Le porte-parole du collectif Pou Lagwiyann Dekole, Davy Rimane, à Cayenne, le 20 avril 2017  [jody amiet / AFP/Archives] Le porte-parole du collectif Pou Lagwiyann Dekole, Davy Rimane, à Cayenne, le 20 avril 2017 [jody amiet / AFP/Archives]

Près de 300 personnes se sont rassemblées mercredi soir à Cayenne à l'appel du collectif Pou Lagwiyann Dekole (Pour que la Guyane décolle) pour réclamer au président Macron qui arrive jeudi le respect des accords de Guyane signés après le mouvement social qui a paralysé le territoire au printemps, a constaté l'AFP.

Les différents mouvements qui composent le collectif se sont succédé en tribune place des Palmistes, pour appeler la population à se mobiliser jeudi lors d'une marche dans Cayenne, au moment où le président sera à Maripasoula, une commune défavorisée du sud-ouest guyanais.

Santé, éducation, justice, sécurité, immigration: le collectif a répété les revendications qu'il portait lors du mouvement social en mars et avril dernier. "Le social se meurt, la délinquance demeure", pouvait-on lire sur une banderole. Le mouvement s'est conclu le 21 avril par l'Accord de Guyane, par lequel l'ancien gouvernement a acté un plan d'urgence de 1,08 milliard d'euros, signé des accords sectoriels et "pris acte" d'une demande de 2,1 milliards d'euros de mesures supplémentaires.

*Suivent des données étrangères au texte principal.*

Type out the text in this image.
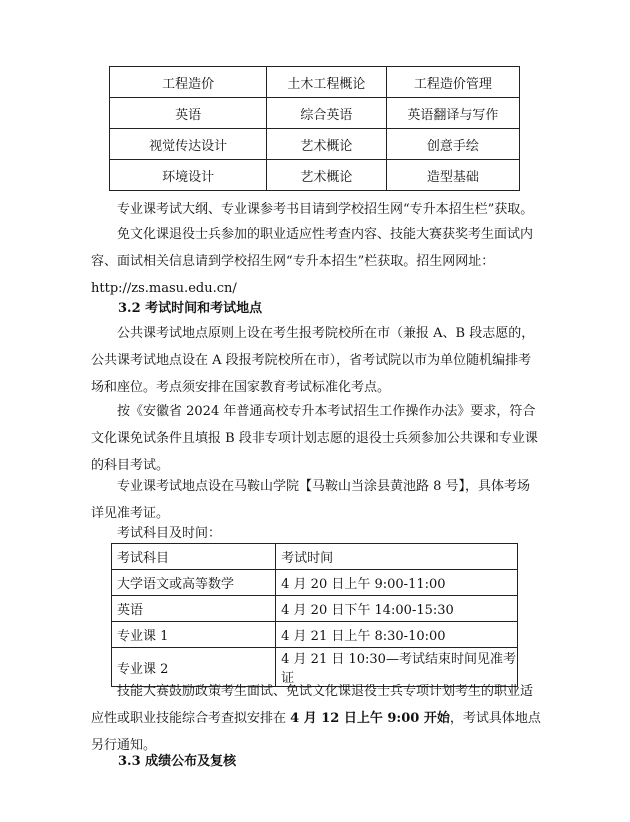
工程造价	土木工程概论	工程造价管理
英语	综合英语	英语翻译与写作
视觉传达设计	艺术概论	创意手绘
环境设计	艺术概论	造型基础
专业课考试大纲、专业课参考书目请到学校招生网“专升本招生栏”获取。
免文化课退役士兵参加的职业适应性考查内容、技能大赛获奖考生面试内容、面试相关信息请到学校招生网“专升本招生”栏获取。招生网网址：http://zs.masu.edu.cn/
3.2 考试时间和考试地点
公共课考试地点原则上设在考生报考院校所在市（兼报 A、B 段志愿的，公共课考试地点设在 A 段报考院校所在市），省考试院以市为单位随机编排考场和座位。考点须安排在国家教育考试标准化考点。
按《安徽省 2024 年普通高校专升本考试招生工作操作办法》要求，符合文化课免试条件且填报 B 段非专项计划志愿的退役士兵须参加公共课和专业课的科目考试。
专业课考试地点设在马鞍山学院【马鞍山当涂县黄池路 8 号】，具体考场详见准考证。
考试科目及时间：
考试科目	考试时间
大学语文或高等数学	4 月 20 日上午 9:00-11:00
英语	4 月 20 日下午 14:00-15:30
专业课 1	4 月 21 日上午 8:30-10:00
专业课 2	4 月 21 日 10:30—考试结束时间见准考证
技能大赛鼓励政策考生面试、免试文化课退役士兵专项计划考生的职业适应性或职业技能综合考查拟安排在 4 月 12 日上午 9:00 开始，考试具体地点另行通知。
3.3 成绩公布及复核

"On attend qu'il respecte ses propres paroles", a déclaré Davy Rimane, membre du collectif, rappelant que lors de la campagne présidentielle, Emmanuel Macron avait déclaré: "Je respecterai les accords de Guyane et j'irai même plus loin". Le chef de l'Etat vient dire "qu'il tiendra ces engagements", a assuré l'Elysée, avec un objectif: "prendre les problèmes à la racine".

Le collectif Pou Laguiyann Dékolé a aussi réclamé que le chef de l'Etat les reçoive lors de son séjour guyanais. Mercredi soir, ils n'avaient aucune réponse. Les participants ont également déploré qu'Emmanuel Macron ne fasse selon eux "que survoler la Guyane", puisqu'il se rendra à Maripasoula puis à Kourou en hélicoptère, sans jamais utiliser les routes particulièrement détériorées du territoire. "Il va regarder les Guyanais de haut", a déploré M. Rimane.